When Words Fail, Models Speak - Using LEGO Serious Play (LSP) to Surface Unspoken Dynamics

Picture a leadership team at a retreat. They’re navigating significant changes within their organization. The team is smart, committed, and deeply familiar with the challenges ahead. A skilled facilitator is guiding the conversation. The agenda is well-designed. And yet, something is off. The discussion is articulate and somehow airless. People are speaking in complete sentences and producing no new insights. By the end of the day, the flip chart paper is covered in language everyone agreed to and almost no one fully believes. They leave the retreat and never pick back up on the conversations or the flip chart. 

This is not a failure of intelligence or even intention. It is a failure of medium.

When organizations face genuine complexity, change, or conflict, the dominant container for conversation, structured verbal dialogue, consistently underperforms. Not because people don’t have something to say, but because the conditions of the room make it nearly impossible to say it. Status, history, and relational risk don’t disappear when a facilitator opens a meeting. They shape everything, often before anyone speaks.

LEGO Serious Play (LSP) (LSP) operates from a different premise. Rather than asking people to find the right words for what they know, it asks them to build it. And what gets built in those rooms is frequently the most honest organizational data available.

The Structural Problem with Language-Based Conversation

Chris Argyris spent much of his career studying why organizations, populated with intelligent people who genuinely want to improve, so reliably fail to learn. What he found was not a deficit of information or willingness, but a set of learned social behaviors he called defensive routines: sophisticated, often unconscious strategies for avoiding the kind of direct engagement that might expose error, embarrassment, or conflict (Argyris, 1990). These routines are not aberrations. They are cultivated over time by organizational systems that reward the appearance of competence and punish vulnerability.

Edgar Schein, writing about the deep structure of organizational culture, observed that what gets communicated in any group is shaped as much by the implicit rules of the social system as by the intentions of the people in it (Schein, 2010).

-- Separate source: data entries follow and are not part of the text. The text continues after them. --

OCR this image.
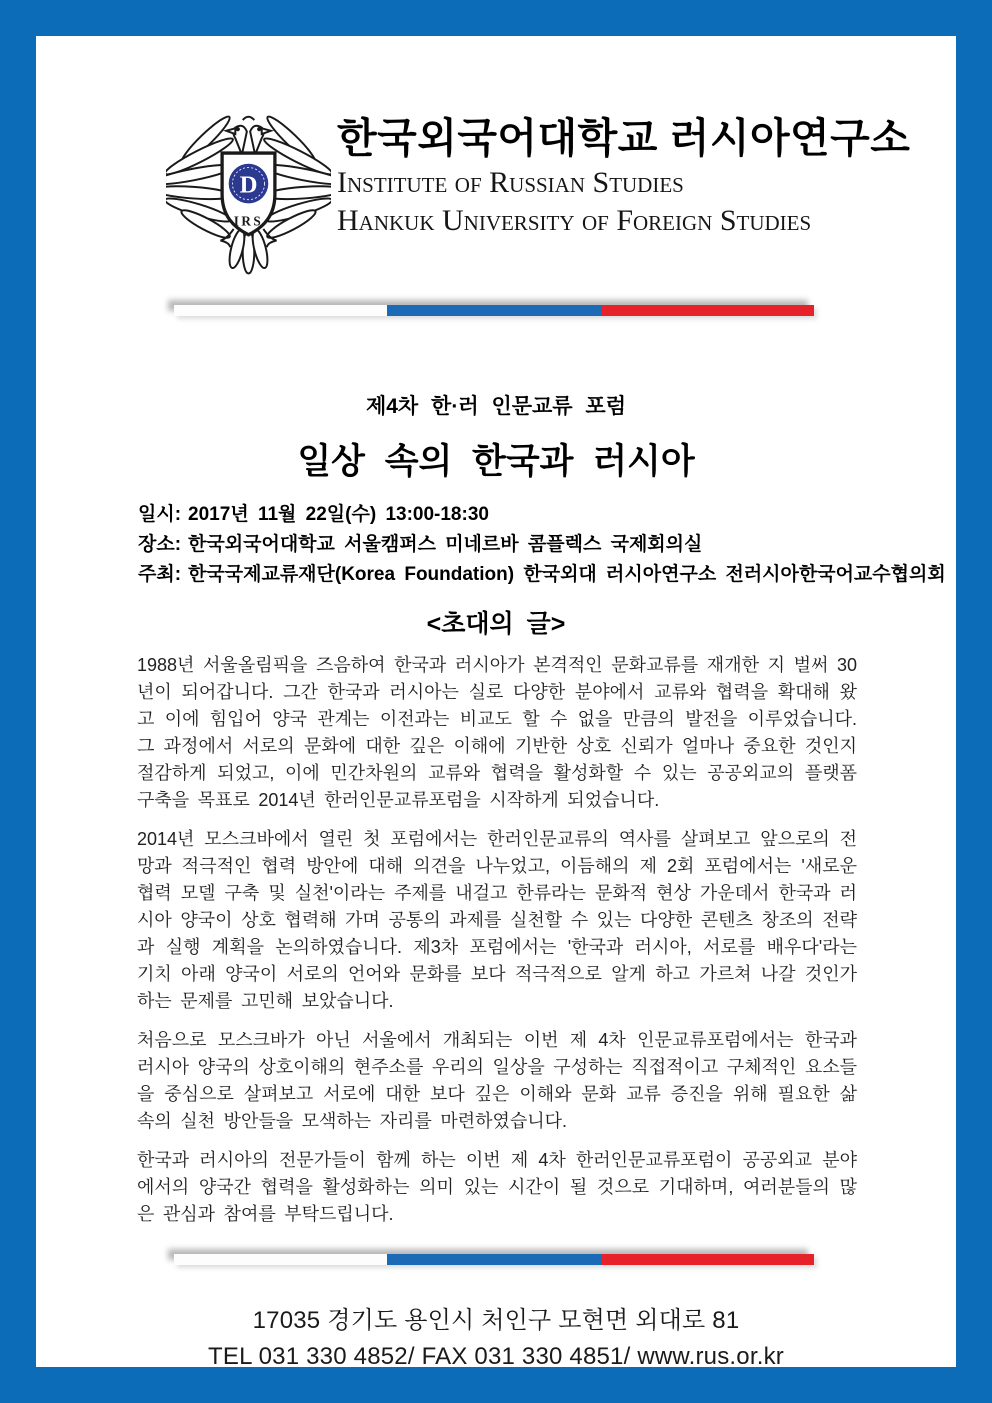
D
IRS
한국외국어대학교 러시아연구소
Institute of Russian Studies
Hankuk University of Foreign Studies
제4차 한·러 인문교류 포럼
일상 속의 한국과 러시아
일시: 2017년 11월 22일(수) 13:00-18:30
장소: 한국외국어대학교 서울캠퍼스 미네르바 콤플렉스 국제회의실
주최: 한국국제교류재단(Korea Foundation) 한국외대 러시아연구소 전러시아한국어교수협의회
<초대의 글>

1988년 서울올림픽을 즈음하여 한국과 러시아가 본격적인 문화교류를 재개한 지 벌써 30년이 되어갑니다. 그간 한국과 러시아는 실로 다양한 분야에서 교류와 협력을 확대해 왔고 이에 힘입어 양국 관계는 이전과는 비교도 할 수 없을 만큼의 발전을 이루었습니다. 그 과정에서 서로의 문화에 대한 깊은 이해에 기반한 상호 신뢰가 얼마나 중요한 것인지 절감하게 되었고, 이에 민간차원의 교류와 협력을 활성화할 수 있는 공공외교의 플랫폼 구축을 목표로 2014년 한러인문교류포럼을 시작하게 되었습니다.

2014년 모스크바에서 열린 첫 포럼에서는 한러인문교류의 역사를 살펴보고 앞으로의 전망과 적극적인 협력 방안에 대해 의견을 나누었고, 이듬해의 제 2회 포럼에서는 '새로운 협력 모델 구축 및 실천'이라는 주제를 내걸고 한류라는 문화적 현상 가운데서 한국과 러시아 양국이 상호 협력해 가며 공통의 과제를 실천할 수 있는 다양한 콘텐츠 창조의 전략과 실행 계획을 논의하였습니다. 제3차 포럼에서는 '한국과 러시아, 서로를 배우다'라는 기치 아래 양국이 서로의 언어와 문화를 보다 적극적으로 알게 하고 가르쳐 나갈 것인가 하는 문제를 고민해 보았습니다.

처음으로 모스크바가 아닌 서울에서 개최되는 이번 제 4차 인문교류포럼에서는 한국과 러시아 양국의 상호이해의 현주소를 우리의 일상을 구성하는 직접적이고 구체적인 요소들을 중심으로 살펴보고 서로에 대한 보다 깊은 이해와 문화 교류 증진을 위해 필요한 삶 속의 실천 방안들을 모색하는 자리를 마련하였습니다.

한국과 러시아의 전문가들이 함께 하는 이번 제 4차 한러인문교류포럼이 공공외교 분야에서의 양국간 협력을 활성화하는 의미 있는 시간이 될 것으로 기대하며, 여러분들의 많은 관심과 참여를 부탁드립니다.

17035 경기도 용인시 처인구 모현면 외대로 81
TEL 031 330 4852/ FAX 031 330 4851/ www.rus.or.kr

Positional authority reorganizes who speaks, in what order, with what confidence, and on which topics, long before a single word is spoken. Amy Edmondson's foundational research on psychological safety demonstrated empirically that even in teams where members theoretically understood they were free to speak, they frequently did not, because the cues they received from leadership behavior made the risk feel too high (Edmondson, 1999).

The problem, in other words, is structural. And a structural problem can’t be resolved by a better question or a warmer room. It requires a different architecture for the conversation itself.

What LEGO Serious Play (LSP) Actually Offers

LEGO Serious Play (LSP) was developed in the late 1990s as a facilitation methodology grounded in Seymour Papert's theory of constructionism: the proposition that people learn, and come to know, most powerfully when they are actively building something shareable (Papert, 1980). The methodology formalizes what educators and cognitive scientists suspected, that the hands carry knowledge the mouth cannot yet reach, and that the act of construction is itself a form of inquiry.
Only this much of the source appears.